Ich dachte ja, ich hätte bei Tinder, Bumble, Finya und Co schon alles gesehen, aber das Leben belehrte mich mal wieder eines Besseren. Es bot mir dieser Tage die Chance, aus einem mehr als rüpelhaften Gesprächsbeginn noch eine Brücke über eine tiefe gesellschaftliche Schlucht zu schlagen. 

Ihr Lieben,

ich muss ja gestehen, dass ich von Online Dating nicht mehr viel erwarte (und doch versuche ich es immer mal wieder). Die süßen Typen suchen sich einfach eine andere Prinzessin, haben schwer einen an der Klatsche oder wollen einfach nur “ihren Horizont erweitern”, indem sie “Sex mit einer trans Frau” in ihr Kerbholz ritzen. Bisweilen möchte ich im Strahl kotzen (verzeiht mir diese Wortwahl, aber irgendwie passt das zum heutigen Artikel) und verliere jedweden Glauben an die Männerwelt. Es ist wirklich traurig! Insofern verdrehte ich zum 1.001 Mal die Augen, als mich gestern folgende Nachricht erreichte…

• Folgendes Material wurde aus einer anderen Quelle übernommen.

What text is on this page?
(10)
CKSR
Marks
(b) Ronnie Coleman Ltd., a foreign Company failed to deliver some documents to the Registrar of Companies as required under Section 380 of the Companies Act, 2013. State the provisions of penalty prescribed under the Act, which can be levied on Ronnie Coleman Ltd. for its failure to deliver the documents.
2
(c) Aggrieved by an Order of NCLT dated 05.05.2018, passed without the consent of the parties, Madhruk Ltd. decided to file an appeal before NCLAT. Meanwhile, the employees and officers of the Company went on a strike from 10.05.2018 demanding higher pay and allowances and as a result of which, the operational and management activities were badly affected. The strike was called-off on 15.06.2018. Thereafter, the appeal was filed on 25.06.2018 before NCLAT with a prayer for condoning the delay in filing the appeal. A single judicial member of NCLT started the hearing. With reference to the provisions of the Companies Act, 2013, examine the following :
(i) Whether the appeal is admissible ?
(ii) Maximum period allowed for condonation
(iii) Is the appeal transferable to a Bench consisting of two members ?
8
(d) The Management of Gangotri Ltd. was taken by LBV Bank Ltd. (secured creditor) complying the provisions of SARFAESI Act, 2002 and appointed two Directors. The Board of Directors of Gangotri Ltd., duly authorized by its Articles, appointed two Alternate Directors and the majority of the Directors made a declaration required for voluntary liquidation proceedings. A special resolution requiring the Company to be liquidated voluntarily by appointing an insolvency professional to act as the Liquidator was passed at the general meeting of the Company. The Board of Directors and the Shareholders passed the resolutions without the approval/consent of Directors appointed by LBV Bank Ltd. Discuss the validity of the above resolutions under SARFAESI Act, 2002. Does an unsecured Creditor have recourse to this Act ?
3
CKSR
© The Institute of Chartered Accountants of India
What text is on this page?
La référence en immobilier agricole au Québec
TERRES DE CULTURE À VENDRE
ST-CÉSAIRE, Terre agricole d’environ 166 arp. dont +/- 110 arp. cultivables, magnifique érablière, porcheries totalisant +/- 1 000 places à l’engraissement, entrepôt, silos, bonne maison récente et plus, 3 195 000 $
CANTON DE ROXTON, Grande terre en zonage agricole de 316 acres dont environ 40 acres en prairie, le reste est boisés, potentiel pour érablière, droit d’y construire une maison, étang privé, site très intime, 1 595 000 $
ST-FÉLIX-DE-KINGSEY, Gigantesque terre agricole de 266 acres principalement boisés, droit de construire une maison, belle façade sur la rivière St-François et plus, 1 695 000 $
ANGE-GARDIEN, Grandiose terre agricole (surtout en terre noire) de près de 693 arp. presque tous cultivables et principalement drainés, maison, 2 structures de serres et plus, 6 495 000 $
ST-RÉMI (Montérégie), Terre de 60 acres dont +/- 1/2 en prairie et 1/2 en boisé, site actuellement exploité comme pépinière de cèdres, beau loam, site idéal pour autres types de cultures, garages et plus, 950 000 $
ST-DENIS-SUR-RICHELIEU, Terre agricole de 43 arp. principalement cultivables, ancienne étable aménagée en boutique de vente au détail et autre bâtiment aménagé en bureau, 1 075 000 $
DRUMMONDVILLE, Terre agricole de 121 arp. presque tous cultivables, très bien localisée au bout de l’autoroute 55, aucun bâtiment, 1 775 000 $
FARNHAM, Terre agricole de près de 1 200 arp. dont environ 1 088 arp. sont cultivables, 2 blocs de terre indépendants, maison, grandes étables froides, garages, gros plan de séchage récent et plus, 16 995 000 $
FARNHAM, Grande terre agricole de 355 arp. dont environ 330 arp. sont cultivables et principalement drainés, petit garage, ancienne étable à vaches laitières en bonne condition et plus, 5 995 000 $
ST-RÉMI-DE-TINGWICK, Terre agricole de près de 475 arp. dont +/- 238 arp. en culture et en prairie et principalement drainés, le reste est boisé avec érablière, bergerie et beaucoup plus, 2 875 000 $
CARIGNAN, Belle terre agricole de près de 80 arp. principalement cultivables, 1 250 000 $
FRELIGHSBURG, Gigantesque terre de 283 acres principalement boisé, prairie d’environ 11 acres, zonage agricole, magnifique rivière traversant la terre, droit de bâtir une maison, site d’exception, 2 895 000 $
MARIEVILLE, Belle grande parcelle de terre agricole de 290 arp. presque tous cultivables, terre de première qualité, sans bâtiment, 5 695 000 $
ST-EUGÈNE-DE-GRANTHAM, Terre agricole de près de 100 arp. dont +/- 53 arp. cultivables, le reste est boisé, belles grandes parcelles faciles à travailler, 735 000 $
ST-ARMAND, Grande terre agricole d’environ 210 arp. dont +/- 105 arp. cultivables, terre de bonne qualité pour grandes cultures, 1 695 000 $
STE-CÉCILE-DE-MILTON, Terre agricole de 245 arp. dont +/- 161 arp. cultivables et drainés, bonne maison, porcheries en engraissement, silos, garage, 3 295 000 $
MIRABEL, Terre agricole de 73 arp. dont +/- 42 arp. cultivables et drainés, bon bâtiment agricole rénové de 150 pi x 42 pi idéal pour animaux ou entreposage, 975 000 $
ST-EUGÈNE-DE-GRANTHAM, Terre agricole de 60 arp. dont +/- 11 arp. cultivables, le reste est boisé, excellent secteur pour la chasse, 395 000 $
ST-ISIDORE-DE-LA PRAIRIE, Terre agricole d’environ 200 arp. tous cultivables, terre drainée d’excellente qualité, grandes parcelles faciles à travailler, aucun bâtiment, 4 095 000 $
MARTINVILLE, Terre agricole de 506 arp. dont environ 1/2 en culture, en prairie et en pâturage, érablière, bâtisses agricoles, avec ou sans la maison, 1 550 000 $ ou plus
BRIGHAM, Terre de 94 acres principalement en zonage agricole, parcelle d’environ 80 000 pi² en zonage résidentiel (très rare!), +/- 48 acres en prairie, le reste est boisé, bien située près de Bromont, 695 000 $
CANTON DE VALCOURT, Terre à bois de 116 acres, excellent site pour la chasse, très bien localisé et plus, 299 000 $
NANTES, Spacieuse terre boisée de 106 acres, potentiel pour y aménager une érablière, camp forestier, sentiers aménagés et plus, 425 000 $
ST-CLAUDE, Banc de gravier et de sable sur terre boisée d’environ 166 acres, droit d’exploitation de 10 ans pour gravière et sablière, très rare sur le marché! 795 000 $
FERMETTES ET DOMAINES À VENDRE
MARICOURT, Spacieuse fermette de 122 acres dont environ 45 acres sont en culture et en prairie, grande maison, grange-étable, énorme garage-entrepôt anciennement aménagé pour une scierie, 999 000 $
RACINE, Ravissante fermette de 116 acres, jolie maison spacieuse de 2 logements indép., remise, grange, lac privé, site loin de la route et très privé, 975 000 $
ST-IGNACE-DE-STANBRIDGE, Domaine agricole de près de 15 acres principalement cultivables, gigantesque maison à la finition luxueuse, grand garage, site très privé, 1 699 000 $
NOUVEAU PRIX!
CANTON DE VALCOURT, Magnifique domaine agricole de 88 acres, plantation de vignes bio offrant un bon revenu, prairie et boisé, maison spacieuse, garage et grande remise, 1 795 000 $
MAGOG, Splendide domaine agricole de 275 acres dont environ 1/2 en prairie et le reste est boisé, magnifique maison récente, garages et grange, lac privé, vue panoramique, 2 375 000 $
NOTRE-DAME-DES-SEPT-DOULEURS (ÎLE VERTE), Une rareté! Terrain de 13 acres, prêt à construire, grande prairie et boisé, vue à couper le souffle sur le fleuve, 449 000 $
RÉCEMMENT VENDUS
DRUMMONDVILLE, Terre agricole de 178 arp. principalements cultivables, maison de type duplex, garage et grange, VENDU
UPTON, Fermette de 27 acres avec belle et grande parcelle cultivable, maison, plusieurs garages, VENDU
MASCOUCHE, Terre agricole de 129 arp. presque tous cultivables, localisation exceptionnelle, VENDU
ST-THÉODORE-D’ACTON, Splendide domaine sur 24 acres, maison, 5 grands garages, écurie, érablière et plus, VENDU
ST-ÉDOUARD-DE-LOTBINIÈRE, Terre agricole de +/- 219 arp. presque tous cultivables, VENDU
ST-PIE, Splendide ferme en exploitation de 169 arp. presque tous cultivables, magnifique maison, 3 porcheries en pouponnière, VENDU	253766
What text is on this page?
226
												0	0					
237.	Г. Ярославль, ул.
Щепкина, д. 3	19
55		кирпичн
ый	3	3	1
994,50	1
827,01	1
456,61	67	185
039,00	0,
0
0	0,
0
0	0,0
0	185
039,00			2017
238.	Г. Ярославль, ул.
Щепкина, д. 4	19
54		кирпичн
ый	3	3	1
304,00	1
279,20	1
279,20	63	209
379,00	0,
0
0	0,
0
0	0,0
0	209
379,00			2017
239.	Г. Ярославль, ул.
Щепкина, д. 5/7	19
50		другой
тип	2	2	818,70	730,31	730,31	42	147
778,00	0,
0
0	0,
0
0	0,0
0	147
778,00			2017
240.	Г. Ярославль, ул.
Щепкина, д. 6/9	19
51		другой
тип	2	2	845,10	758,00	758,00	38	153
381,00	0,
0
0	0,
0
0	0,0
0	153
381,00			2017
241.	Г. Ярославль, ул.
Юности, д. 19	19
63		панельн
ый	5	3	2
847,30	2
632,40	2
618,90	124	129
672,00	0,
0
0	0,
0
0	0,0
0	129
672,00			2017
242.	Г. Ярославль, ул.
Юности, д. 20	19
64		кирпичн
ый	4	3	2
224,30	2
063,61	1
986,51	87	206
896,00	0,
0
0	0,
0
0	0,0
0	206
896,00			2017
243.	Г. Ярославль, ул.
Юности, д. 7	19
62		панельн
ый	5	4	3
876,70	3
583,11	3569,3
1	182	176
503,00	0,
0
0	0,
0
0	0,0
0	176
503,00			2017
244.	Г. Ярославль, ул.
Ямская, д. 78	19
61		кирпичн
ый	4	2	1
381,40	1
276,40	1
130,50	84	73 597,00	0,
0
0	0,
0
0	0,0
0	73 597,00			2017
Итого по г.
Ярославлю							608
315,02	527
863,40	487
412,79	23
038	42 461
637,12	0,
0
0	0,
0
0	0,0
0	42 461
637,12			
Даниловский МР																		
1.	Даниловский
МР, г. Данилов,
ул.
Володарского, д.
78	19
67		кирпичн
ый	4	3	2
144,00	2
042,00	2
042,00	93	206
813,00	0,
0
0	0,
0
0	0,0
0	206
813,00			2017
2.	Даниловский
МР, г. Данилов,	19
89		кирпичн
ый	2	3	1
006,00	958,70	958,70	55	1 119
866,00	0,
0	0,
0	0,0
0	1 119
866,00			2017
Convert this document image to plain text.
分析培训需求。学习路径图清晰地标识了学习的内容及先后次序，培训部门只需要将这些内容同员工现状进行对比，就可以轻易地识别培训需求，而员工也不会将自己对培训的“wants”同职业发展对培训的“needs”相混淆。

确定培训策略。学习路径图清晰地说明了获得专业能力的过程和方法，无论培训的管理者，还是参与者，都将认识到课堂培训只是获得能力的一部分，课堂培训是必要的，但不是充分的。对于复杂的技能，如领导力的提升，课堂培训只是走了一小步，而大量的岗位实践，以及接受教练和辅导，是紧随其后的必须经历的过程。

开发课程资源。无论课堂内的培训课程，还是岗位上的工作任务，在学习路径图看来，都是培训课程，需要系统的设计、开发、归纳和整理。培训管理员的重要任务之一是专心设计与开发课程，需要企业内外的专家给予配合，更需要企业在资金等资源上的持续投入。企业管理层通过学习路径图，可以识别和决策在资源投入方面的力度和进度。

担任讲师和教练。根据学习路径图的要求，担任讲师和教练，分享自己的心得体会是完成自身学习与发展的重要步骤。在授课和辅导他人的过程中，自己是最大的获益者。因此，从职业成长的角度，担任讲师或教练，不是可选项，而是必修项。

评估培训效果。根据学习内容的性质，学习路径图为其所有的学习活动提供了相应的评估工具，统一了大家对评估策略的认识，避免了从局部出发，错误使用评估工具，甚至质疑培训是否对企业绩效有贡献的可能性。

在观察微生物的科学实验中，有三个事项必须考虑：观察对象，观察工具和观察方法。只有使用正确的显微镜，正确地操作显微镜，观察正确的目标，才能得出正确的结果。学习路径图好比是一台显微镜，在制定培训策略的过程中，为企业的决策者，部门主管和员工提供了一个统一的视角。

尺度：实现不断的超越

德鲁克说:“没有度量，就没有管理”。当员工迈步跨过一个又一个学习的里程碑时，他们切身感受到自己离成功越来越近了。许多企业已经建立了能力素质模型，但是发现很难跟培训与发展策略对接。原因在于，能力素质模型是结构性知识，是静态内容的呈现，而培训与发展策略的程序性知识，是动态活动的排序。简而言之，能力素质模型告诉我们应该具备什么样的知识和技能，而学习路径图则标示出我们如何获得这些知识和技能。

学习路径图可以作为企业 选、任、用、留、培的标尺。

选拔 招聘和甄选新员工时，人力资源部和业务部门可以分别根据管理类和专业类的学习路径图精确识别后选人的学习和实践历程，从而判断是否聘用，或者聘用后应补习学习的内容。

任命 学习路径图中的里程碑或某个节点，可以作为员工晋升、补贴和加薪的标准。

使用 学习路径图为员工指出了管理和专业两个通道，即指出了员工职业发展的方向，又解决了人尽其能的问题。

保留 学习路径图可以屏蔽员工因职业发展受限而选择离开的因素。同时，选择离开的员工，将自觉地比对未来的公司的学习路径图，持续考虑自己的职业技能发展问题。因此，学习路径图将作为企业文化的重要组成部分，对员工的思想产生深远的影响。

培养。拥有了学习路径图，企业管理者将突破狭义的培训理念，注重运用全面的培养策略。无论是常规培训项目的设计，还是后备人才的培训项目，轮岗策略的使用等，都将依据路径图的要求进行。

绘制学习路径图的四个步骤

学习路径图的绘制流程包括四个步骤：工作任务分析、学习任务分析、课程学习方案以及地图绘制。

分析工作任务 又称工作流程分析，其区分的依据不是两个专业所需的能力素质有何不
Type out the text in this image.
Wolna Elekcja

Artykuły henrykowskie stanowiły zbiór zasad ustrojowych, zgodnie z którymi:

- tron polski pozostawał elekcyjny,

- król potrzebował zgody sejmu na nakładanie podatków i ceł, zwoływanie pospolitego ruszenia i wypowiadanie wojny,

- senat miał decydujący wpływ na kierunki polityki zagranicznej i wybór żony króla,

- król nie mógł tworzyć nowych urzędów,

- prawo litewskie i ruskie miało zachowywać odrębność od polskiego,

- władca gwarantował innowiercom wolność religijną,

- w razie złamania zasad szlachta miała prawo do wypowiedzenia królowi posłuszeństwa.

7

Mein Finger war bereits auf dem Weg zum “Melden & Blockieren”-Knopf, aber irgend etwas hielt mich zurück. Heute glaube ich, dass es gut war, diesem ungehobelten Kerl eine Chance zu geben. Aber lest selbst:

Mr. Ungehobelt:
Also… Moment mal.. Nur damit Ich`s richtig raffe. Du warst `n Mann , bist jetzt ne Frau…willst dich nicht von deinen inneren Organen trennen, hast dich aber dann vermutlich von deinen äußeren männlichen Organen getrennt und Dir, sagen wir’s mal salopp mit Monthy Phython , `ne “Mumu bauen lassen”, wobei die, in “Das Leben des Brian” darunter eher die Gebärmutter verstehen, aber Du weiß was Ich meine. Ist das ungefähr so richtig dargestellt? Hab ich´s richtig verstanden? Beste Grüße… :o)


Julia:
Hi, das ist zwar in der Tat sehr salopp und politisch inkorrekt ausgedrückt, aber das Grundprinzip ist richtig. 😉 Eine Gebärmutter zu transplantieren ist übrigens nicht so easy und extrem riskant…ist ja nicht so, als hätte ich darüber noch nicht nachgedacht. 😅 Aber ich habe zwei gesunde und tolle Kinder, das muss reichen. ❤️


Mr. Ungehobelt:
Scheiss die Wand an! Ne “Mumu-Transplantation”??? I break together! Das gibt’s tatsächlich??? Heilige Mutter!!! Aber…o.k.! Jede Jeck is anners. Also mit “politisch korrekt” hab` ich es eh nich` so. Aber….man trifft im täglichen Leben jetzt nicht wirklich oft auf Leute, die so gestrickt sind wie Du. Und da Ich prinzipiell vielseitig interessiert bin, dachte Ich: Ich frag mal nach…
Also Ich vermute, Du warst, oder bist vielleicht sogar noch mit der/einer Frau verheiratet, mit der Du die beiden Kinder bekommen hast. O.k.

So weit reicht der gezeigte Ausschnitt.